Path: blob/main/sagemaker/18_inferentia_inference/sagemaker-notebook.ipynb
6544 views
Accelerate BERT Inference with Hugging Face Transformers and AWS inferentia
In this end-to-end tutorial, you will learn how to speed up BERT inference for text classification with Hugging Face Transformers, Amazon SageMaker, and AWS Inferentia.
You will learn how to:
- Convert your Hugging Face Transformer to AWS Neuron (Inferentia) 
- Create a custom - inference.pyscript for- text-classification
- Create and upload the neuron model and inference script to Amazon S3 
- Deploy a Real-time Inference Endpoint on Amazon SageMaker 
- Run and evaluate Inference performance of BERT on Inferentia 
Let's get started! 🚀
If you are going to use Sagemaker in a local environment (not SageMaker Studio or Notebook Instances). You need access to an IAM Role with the required permissions for Sagemaker. You can find here more about it.
1. Convert your Hugging Face Transformer to AWS Neuron
We are going to use the AWS Neuron SDK for AWS Inferentia. The Neuron SDK includes a deep learning compiler, runtime, and tools for converting and compiling PyTorch and TensorFlow models to neuron compatible models, which can be run on EC2 Inf1 instances.
As a first step, we need to install the Neuron SDK and the required packages.
Tip: If you are using Amazon SageMaker Notebook Instances or Studio you can go with the conda_python3 conda kernel.
After we have installed the Neuron SDK we can convert load and convert our model. Neuron models are converted using torch_neuron with its trace method similar to torchscript. You can find more information in our documentation.
To be able to convert our model we first need to select the model we want to use for our text classification pipeline from hf.co/models. For this example lets go with distilbert-base-uncased-finetuned-sst-2-english but this can be easily adjusted with other BERT-like models.
At the time of writing, the AWS Neuron SDK does not support dynamic shapes, which means that the input size needs to be static for compiling and inference.
In simpler terms, this means when the model is compiled with an input of batch size 1 and sequence length of 16. The model can only run inference on inputs with the same shape.
When using a t2.medium instance the compiling takes around 2-3 minutes 
2. Create a custom inference.py script for text-classification
The Hugging Face Inference Toolkit supports zero-code deployments on top of the pipeline feature from 🤗 Transformers. This allows users to deploy Hugging Face transformers without an inference script [Example].
Currently is this feature not supported with AWS Inferentia, which means we need to provide an inference.py for running inference. 
If you would be interested in support for zero-code deployments for inferentia let us know on the forum.

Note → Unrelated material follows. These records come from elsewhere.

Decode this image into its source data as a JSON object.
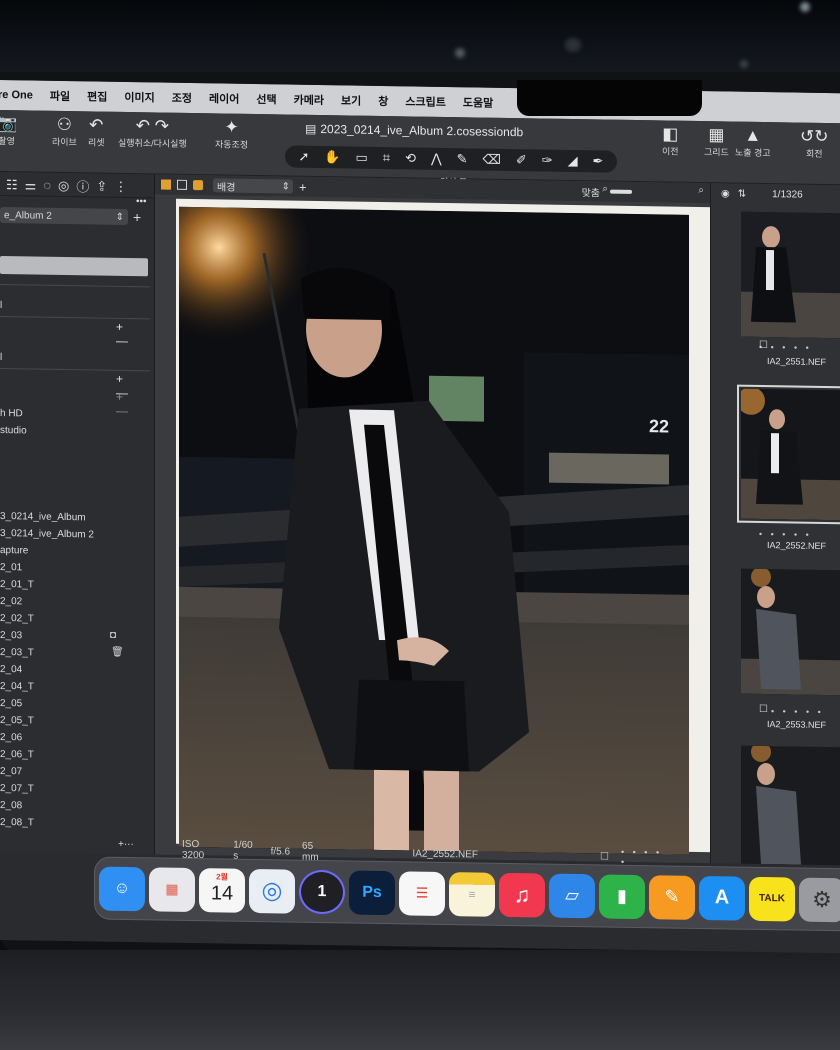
{
  "menu": {
    "app_name": "re One",
    "items": [
      "파일",
      "편집",
      "이미지",
      "조정",
      "레이어",
      "선택",
      "카메라",
      "보기",
      "창",
      "스크립트",
      "도움말"
    ]
  },
  "toolbar": {
    "document_title": "2023_0214_ive_Album 2.cosessiondb",
    "buttons": {
      "capture": "촬영",
      "live": "라이브",
      "reset": "리셋",
      "undo_redo": "실행취소/다시실행",
      "auto_adjust": "자동조정",
      "before": "이전",
      "grid": "그리드",
      "exposure_warning": "노출 경고",
      "rotate": "회전"
    },
    "cursor_tools_label": "커서 툴"
  },
  "left_panel": {
    "session_select": "e_Album 2",
    "rows": [
      "h HD",
      "studio",
      "3_0214_ive_Album",
      "3_0214_ive_Album 2",
      "apture",
      "2_01",
      "2_01_T",
      "2_02",
      "2_02_T",
      "2_03",
      "2_03_T",
      "2_04",
      "2_04_T",
      "2_05",
      "2_05_T",
      "2_06",
      "2_06_T",
      "2_07",
      "2_07_T",
      "2_08",
      "2_08_T"
    ],
    "plus_minus": "+ —",
    "footer_plus": "+···"
  },
  "viewer": {
    "style_select": "배경",
    "fit_label": "맞춤",
    "image_count": "1/1326",
    "iso": "ISO 3200",
    "shutter": "1/60 s",
    "aperture": "f/5.6",
    "focal_length": "65 mm",
    "filename": "IA2_2552.NEF",
    "sign_number": "22"
  },
  "browser": {
    "thumbnails": [
      {
        "name": "IA2_2551.NEF",
        "selected": false
      },
      {
        "name": "IA2_2552.NEF",
        "selected": true
      },
      {
        "name": "IA2_2553.NEF",
        "selected": false
      },
      {
        "name": "",
        "selected": false
      }
    ],
    "rating_dots": "• • • • •"
  },
  "dock": {
    "apps": [
      {
        "name": "Finder",
        "icon": "finder-icon",
        "color": "#2f8ff3"
      },
      {
        "name": "Launchpad",
        "icon": "launchpad-icon",
        "color": "#e8e8ec"
      },
      {
        "name": "Calendar",
        "icon": "calendar-icon",
        "color": "#f6f6f6",
        "month": "2월",
        "day": "14"
      },
      {
        "name": "Safari",
        "icon": "safari-icon",
        "color": "#e9eef4"
      },
      {
        "name": "Capture One",
        "icon": "capture-one-icon",
        "color": "#1f1f24",
        "label": "1"
      },
      {
        "name": "Photoshop",
        "icon": "photoshop-icon",
        "color": "#0b1e3a",
        "label": "Ps"
      },
      {
        "name": "Reminders",
        "icon": "reminders-icon",
        "color": "#f7f7f7"
      },
      {
        "name": "Notes",
        "icon": "notes-icon",
        "color": "#f8f3d9"
      },
      {
        "name": "Music",
        "icon": "music-icon",
        "color": "#f2384f"
      },
      {
        "name": "Keynote",
        "icon": "keynote-icon",
        "color": "#2e86e8"
      },
      {
        "name": "Numbers",
        "icon": "numbers-icon",
        "color": "#2db34a"
      },
      {
        "name": "Pages",
        "icon": "pages-icon",
        "color": "#f79a22"
      },
      {
        "name": "App Store",
        "icon": "app-store-icon",
        "color": "#1d8ff2"
      },
      {
        "name": "KakaoTalk",
        "icon": "kakaotalk-icon",
        "color": "#f8e21b",
        "label": "TALK"
      },
      {
        "name": "System Settings",
        "icon": "settings-icon",
        "color": "#9a9ba0"
      }
    ]
  }
}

To use the inference script, we need to create an inference.py script. In our example, we are going to overwrite the model_fn to load our neuron model and the predict_fn to create a text-classification pipeline. 
If you want to know more about the inference.py script check out this example. It explains amongst other things what the model_fn and predict_fn are.
We are using the NEURON_RT_NUM_CORES=1 to make sure that each HTTP worker uses 1 Neuron core to maximize throughput.
3. Create and upload the neuron model and inference script to Amazon S3
Before we can deploy our neuron model to Amazon SageMaker we need to create a model.tar.gz archive with all our model artifacts saved into tmp/, e.g. neuron_model.pt and upload this to Amazon S3.
To do this we need to set up our permissions.
Next, we create our model.tar.gz.The inference.py script will be placed into a code/ folder.
Now we can upload our model.tar.gz to our session S3 bucket with sagemaker.
4. Deploy a Real-time Inference Endpoint on Amazon SageMaker
After we have uploaded our model.tar.gz to Amazon S3 can we create a custom HuggingfaceModel. This class will be used to create and deploy our real-time inference endpoint on Amazon SageMaker.
5. Run and evaluate Inference performance of BERT on Inferentia
The .deploy() returns an HuggingFacePredictor object which can be used to request inference.
We managed to deploy our neuron compiled BERT to AWS Inferentia on Amazon SageMaker. Now, let's test its performance of it. As a dummy load test will we loop and send 10000 synchronous requests to our endpoint.
Let's inspect the performance in cloudwatch.
The average latency for our BERT model is 5-6ms for a sequence length of 128.

Delete model and endpoint
To clean up, we can delete the model and endpoint.